Most people know a melancholy song called "Parsley, Sage, Rosemary, and Thyme".  Unfortunately for those people (including myself until recently) they are wrong.  There is no song by that name.  The real name of the song is "Scarborough Fair".  


Simon and Garfunkel released Scarborough Fair in the early 1960's.  The song is a traditional English folk song from the Middle Ages.  It describes an old fair in Scarborough, Yorkshire. This was a market fair consisting of traders, merchants and other vendors.  It started sometime in the 14th century and continued to take place until the 18th century.

If you think that the song describes some secret recipe involving parsley...etc...you would be wrong.  It is a love song.  The lyrics of Scarborough Fair describes unreciprocated love. The longing for returned love is felt throughout the song, creating a perfect medieval love story in the process. A young man gives some impossible tasks to his lady with the condition that she would have to finish those to be able to come back to him. In return, the lady also requests equally impossible things from the man, with the condition that she would complete her tasks when he would complete his.

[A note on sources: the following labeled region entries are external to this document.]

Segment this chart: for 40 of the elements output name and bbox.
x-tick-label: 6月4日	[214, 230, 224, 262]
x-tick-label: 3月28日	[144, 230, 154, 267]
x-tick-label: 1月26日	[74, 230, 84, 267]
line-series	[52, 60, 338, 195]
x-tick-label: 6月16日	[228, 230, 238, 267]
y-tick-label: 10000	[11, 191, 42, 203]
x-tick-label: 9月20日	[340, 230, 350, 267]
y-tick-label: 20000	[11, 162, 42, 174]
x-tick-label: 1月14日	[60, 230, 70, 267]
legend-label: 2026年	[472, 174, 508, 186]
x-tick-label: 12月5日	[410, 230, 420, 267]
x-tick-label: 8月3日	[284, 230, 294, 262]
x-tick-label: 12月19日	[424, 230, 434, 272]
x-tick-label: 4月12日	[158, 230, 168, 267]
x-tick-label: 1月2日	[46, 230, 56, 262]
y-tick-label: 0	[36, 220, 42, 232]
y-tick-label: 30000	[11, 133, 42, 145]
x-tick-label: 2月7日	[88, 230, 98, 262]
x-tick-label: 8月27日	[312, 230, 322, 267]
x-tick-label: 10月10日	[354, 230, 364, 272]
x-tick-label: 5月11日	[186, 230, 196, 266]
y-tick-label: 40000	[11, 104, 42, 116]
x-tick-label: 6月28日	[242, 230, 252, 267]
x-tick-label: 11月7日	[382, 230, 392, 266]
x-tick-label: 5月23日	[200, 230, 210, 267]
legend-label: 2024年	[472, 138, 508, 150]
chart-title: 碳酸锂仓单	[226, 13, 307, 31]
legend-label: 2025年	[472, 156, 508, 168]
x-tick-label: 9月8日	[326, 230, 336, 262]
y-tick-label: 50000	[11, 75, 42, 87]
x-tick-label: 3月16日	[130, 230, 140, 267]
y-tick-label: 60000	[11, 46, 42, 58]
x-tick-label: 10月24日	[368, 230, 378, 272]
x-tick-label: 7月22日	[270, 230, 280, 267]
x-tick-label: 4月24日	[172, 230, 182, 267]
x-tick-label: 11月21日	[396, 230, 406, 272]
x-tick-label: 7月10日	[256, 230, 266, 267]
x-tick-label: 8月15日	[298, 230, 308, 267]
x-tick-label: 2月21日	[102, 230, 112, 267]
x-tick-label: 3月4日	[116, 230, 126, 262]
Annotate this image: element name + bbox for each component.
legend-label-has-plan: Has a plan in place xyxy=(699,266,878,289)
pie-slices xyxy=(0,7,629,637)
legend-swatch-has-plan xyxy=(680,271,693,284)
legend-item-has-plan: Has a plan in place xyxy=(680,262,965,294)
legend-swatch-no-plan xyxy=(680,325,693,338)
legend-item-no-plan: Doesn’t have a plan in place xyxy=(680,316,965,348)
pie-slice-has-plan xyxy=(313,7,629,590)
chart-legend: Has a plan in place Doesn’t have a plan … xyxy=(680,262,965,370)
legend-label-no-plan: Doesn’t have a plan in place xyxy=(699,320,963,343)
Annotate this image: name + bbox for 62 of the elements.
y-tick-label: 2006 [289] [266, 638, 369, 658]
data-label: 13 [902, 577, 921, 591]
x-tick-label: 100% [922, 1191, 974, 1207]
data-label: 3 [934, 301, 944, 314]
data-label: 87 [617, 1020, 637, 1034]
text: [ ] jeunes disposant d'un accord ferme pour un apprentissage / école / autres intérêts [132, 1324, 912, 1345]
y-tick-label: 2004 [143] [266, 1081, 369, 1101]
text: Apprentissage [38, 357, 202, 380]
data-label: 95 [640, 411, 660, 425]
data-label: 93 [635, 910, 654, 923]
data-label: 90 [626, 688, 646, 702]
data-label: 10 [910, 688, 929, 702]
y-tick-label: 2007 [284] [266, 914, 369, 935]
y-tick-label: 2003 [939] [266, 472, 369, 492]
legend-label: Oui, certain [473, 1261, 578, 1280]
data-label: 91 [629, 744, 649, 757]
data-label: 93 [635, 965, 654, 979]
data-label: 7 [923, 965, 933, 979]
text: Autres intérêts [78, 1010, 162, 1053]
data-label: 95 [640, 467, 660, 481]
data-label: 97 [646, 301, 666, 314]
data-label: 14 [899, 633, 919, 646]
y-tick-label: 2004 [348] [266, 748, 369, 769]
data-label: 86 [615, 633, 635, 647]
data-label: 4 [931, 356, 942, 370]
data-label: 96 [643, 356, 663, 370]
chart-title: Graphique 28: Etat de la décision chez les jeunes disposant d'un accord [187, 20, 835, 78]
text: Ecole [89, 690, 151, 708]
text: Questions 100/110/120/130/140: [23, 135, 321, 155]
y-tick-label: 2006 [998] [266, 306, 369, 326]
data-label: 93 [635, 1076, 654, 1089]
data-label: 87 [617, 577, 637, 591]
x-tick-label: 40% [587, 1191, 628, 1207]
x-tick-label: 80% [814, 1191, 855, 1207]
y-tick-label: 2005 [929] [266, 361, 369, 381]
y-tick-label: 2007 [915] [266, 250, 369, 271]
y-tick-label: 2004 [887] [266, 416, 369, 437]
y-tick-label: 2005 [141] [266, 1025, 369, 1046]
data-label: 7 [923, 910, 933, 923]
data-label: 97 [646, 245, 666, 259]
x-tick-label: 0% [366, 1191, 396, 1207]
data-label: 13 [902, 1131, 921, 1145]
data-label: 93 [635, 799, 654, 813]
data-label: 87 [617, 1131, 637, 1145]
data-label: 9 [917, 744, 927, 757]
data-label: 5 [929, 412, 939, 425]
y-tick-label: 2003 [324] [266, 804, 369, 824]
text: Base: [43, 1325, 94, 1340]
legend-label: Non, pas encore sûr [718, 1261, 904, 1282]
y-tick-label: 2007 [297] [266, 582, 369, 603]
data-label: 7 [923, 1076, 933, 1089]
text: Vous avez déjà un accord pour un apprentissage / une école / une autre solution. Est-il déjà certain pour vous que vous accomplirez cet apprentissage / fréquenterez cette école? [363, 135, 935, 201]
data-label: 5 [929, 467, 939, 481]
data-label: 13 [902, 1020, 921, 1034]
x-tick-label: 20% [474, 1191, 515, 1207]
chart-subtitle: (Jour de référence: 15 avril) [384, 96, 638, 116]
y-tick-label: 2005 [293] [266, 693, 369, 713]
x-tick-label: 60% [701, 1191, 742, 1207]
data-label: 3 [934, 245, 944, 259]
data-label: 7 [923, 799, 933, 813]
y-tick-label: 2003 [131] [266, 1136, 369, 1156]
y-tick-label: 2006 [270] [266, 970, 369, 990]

There are many different versions of the song.  One has the young man asking his lady to sew a cambric seamless shirt, which is simply not feasible because cambric was a light fabric utilized for making lace and needlework. Then he asks her to search for a dry well to wash the shirt. The lady’s tasks for the man include finding an acre of land between sand and sea, to plant peppercorn in it after plowing with a ram’s horn, and the crafting of a leather sickle with peacock feathers. 

Artist portrayal of Scarborough fair

Some interesting facts about the song:

  • It was included in the movie "The Graduate" starring Dustin Hoffman.  
  • Some experts have the theory that the song is meant as a riddle for the composer’s lover.
  • Some people think the young man is actually dead as the four herbs of parsley, sage, rosemary, and thyme were once associated with death.
  • The four herbs are actually ingredients for a love potion used by witches in medieval times.
  • The line listing the herbs could also be simply to accommodate a line forgotten over time, and therefore not mean anything at all. The herbs did have importance at the time the song was made though.

To be honest I liked the song a lot more before I realized it was about more than spices.  It did make me think though.  I wondered how often I demand the impossible from those in my life.  That shopping list of expected perfection seems to be for everyone except...me.  I think I will listen to that song again and let some of my unreal expectations go.  Perhaps they will end up in Scarborough Fair...traded for a pinch of parsley, sage, rosemary, and thyme.